Honduran officials have announced that confiscated firearms will be redistributed among the security forces, boosting ill-equipped agencies, and diverting the arms away from the black market.

Officials estimate the police currently have 4,000 weapons stored as evidence. Those that are legal in Honduras, for the most part handguns, will be distributed to police, military and Justice Department officials. The illegal guns, including AK-47s and carbines, will be destroyed, reported El Heraldo.

The announcement comes at a time when civil society groups are calling for the government to revive proposed gun control laws, which have been languishing in the Honduran Congress for four years, reported El Heraldo.

Two proposals to tighten restrictions on access to guns, and to improve registrations, have been stalled in Honduras’ Congress since 2009.

InSight Analysis

The decision to redistribute seized weapons will not only help equip Honduran security forces, but could also help avoid the sort of leakage the country has seen in the past — as in 2011 when approximately 3,000 guns disappeared from government warehouses.

A concern, however, is that Honduras’ police and military have often been accused of carrying out extrajudicial executions.

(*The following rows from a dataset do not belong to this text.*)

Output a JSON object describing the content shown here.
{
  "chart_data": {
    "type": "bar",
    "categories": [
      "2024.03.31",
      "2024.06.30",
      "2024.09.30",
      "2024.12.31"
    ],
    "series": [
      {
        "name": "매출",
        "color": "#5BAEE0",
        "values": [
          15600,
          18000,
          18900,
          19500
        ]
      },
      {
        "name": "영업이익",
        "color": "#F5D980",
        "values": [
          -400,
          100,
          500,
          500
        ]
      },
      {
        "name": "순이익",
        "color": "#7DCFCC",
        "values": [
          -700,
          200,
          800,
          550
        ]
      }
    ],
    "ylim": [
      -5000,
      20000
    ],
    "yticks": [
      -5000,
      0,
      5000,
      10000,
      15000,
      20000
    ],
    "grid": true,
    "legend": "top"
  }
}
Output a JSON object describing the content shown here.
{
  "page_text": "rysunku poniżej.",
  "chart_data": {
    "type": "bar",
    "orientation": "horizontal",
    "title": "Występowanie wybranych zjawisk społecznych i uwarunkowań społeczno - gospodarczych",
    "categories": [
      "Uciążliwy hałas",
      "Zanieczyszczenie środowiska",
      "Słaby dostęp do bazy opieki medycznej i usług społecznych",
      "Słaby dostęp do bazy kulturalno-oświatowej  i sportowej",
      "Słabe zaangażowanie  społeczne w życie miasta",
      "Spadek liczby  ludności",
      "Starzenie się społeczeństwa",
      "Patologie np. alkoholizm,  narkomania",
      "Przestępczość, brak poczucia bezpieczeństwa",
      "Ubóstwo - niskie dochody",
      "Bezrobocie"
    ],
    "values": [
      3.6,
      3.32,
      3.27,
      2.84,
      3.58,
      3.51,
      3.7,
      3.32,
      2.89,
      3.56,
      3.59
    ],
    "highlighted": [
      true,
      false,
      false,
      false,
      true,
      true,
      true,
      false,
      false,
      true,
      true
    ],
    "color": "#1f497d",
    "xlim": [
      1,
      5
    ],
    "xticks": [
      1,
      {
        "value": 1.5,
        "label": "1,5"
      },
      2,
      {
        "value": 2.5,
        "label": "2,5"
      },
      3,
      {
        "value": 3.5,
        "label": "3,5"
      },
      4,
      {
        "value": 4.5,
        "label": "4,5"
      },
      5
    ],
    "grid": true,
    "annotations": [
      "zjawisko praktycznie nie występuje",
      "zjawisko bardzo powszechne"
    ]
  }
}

However, of more pressing concern is the need to reform Honduras’s famously lax gun control laws. According to the National Commissioner for Human Rights (CONADEH), there are more than 850,000 guns in Honduras, yet only 258,000 are registered.

The ready availability of weapons undoubtedly contributes to Honduras’ title of the world’s murder capital, as over 80 percent of murders are carried out with firearms.

However, imposing stricter gun laws will not necessarily lower the murder rate, as there are many structural factors, including drug trafficking and political divisions, that contribute to violence.